What started as a voluntary initiative by a clutch of business houses to report their carbon emissions may help India keep its promise to reduce carbon intensity by 25% by 2020. Hundreds of companies are likely to join them in the next few years.
Godrej & Boyce, Infosys, ITC, Tata Chemicals, NTPC, GAIL, Hindustan Construction Company (HCC), Jet Airways, Ambuja Cement, Yes Bank and Ford Motors are few of the companies that are part of the India Greenhouse Gas Programme.
India made this commitment in 2009 by a declaration in Parliament by then environment minister Jairam Ramesh.
"There are about 100 companies getting their carbon emission measured on a voluntary basis today. Our target is to get at least a 1,000 companies in the next three years," Jamshyd N Godrej, chairman of Godrej & Boyce, one of the industry leaders who spearhead this initiative, told HT.
Companies use Greenhouse Gas Protocol standards and tools developed by World Resources Institute (WRI), a global research organisation, to measure and manage their carbon footprint. "Measuring of emission in our production and supply chain systems are important to bring it down significantly over time," said Godrej.
"At some stage the international agreement on carbon reduction will come into force. And then the government will make mandatory emission cuts and existing emission norms will become tighter," he said. "It is very much in the interest of companies that you reduce carbon emission. You save money by using less energy," he added.
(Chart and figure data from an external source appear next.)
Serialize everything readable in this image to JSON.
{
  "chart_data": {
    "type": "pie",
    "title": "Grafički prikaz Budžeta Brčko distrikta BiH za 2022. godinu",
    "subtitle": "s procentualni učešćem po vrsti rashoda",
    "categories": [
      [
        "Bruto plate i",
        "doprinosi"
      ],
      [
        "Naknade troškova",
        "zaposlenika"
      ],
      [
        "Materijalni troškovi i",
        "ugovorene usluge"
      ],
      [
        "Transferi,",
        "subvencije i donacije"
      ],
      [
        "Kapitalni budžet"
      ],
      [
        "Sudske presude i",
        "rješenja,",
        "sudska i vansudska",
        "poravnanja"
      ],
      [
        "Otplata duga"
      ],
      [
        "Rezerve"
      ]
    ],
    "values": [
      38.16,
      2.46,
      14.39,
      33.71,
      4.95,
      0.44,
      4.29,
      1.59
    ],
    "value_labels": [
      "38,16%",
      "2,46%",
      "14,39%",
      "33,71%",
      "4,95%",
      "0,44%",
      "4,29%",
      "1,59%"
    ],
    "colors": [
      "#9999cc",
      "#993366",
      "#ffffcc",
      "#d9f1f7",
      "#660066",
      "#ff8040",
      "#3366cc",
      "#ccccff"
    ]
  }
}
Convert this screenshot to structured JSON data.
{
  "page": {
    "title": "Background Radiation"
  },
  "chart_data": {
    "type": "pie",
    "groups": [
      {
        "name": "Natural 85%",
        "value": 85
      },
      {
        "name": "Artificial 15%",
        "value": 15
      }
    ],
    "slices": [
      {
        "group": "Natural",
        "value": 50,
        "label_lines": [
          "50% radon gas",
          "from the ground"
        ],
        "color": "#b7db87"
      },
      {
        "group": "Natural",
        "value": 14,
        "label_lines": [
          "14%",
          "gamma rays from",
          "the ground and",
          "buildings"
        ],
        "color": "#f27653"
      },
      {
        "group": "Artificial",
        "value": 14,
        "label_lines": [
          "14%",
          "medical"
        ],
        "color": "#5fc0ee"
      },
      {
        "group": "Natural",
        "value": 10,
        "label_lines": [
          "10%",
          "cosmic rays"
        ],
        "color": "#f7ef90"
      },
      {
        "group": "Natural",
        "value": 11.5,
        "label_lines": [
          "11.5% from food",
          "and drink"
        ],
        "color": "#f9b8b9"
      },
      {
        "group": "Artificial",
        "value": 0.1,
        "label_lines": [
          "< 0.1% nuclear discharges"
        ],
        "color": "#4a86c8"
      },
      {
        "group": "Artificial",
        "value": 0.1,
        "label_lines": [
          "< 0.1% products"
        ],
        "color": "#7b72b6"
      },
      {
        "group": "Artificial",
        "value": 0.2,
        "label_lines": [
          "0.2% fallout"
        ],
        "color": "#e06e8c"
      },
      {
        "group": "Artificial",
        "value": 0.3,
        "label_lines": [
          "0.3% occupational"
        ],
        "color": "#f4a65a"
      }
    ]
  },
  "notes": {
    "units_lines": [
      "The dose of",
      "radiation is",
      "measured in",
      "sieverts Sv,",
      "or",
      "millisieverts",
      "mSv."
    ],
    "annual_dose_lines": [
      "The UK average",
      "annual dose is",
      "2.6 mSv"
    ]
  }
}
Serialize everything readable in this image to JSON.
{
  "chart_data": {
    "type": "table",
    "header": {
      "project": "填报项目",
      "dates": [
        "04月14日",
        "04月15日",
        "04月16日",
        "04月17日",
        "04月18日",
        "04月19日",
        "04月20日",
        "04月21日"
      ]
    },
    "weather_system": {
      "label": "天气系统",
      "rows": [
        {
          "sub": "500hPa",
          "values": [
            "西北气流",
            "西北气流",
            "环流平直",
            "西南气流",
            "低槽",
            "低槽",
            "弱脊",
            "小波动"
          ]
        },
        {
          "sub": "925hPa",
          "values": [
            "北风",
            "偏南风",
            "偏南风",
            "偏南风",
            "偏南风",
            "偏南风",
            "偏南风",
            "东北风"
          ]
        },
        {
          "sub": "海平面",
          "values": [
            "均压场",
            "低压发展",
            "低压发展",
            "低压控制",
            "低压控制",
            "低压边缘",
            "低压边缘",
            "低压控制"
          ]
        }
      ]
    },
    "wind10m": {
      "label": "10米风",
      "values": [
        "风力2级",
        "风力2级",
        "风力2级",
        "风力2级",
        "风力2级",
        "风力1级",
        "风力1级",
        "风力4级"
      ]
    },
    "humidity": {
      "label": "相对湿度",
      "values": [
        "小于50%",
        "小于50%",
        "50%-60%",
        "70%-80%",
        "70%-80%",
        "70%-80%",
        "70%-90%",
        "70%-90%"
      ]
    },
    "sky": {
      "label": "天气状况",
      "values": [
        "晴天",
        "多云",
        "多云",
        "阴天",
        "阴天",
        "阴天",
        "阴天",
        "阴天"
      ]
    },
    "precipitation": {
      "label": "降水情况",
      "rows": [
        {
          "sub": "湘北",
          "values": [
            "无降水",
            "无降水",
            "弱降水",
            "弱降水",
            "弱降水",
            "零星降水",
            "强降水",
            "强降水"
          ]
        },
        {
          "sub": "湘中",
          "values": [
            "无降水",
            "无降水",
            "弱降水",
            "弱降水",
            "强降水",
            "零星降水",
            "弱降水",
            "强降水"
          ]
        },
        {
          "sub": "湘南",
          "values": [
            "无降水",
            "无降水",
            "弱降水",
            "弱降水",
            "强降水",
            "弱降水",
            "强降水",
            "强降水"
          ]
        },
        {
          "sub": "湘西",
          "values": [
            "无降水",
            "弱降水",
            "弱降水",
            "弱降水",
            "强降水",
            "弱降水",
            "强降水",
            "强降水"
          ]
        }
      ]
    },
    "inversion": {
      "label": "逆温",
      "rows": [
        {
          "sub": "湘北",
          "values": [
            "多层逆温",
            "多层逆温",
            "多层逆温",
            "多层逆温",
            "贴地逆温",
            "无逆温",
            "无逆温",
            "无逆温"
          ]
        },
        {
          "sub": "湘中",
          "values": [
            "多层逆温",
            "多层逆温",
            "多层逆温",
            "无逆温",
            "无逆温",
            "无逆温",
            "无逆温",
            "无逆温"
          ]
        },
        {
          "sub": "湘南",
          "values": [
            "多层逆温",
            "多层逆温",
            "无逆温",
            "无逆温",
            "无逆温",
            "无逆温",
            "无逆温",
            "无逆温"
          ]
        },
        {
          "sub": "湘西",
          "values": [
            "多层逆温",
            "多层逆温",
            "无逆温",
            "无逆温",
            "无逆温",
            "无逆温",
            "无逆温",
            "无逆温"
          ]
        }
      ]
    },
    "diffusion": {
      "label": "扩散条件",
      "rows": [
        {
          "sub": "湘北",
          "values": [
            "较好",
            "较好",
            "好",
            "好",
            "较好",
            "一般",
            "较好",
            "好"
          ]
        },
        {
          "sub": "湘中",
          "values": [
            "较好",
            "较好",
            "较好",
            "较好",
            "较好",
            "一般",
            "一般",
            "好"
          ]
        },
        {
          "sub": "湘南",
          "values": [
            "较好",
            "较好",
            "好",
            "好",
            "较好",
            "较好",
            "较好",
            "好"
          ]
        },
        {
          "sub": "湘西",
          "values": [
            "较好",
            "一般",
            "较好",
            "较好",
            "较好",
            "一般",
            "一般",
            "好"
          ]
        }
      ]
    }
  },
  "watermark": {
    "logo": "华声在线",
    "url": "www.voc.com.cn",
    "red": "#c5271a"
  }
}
Godrej said the initiatives have started to bear fruit as consumer goods major ITC, one of the pioneers, has emerged the only company in the world carbon, water and recycling solid waste positive.
The Bureau of Energy Efficiency has initiated a scheme for 500 units in the energy-intensive sectors such as oil and gas, power, steel and cement to trade benefits of carbon reduction among themselves. "It will take some time to gain traction, but will help bring down average carbon emission," said Godrej.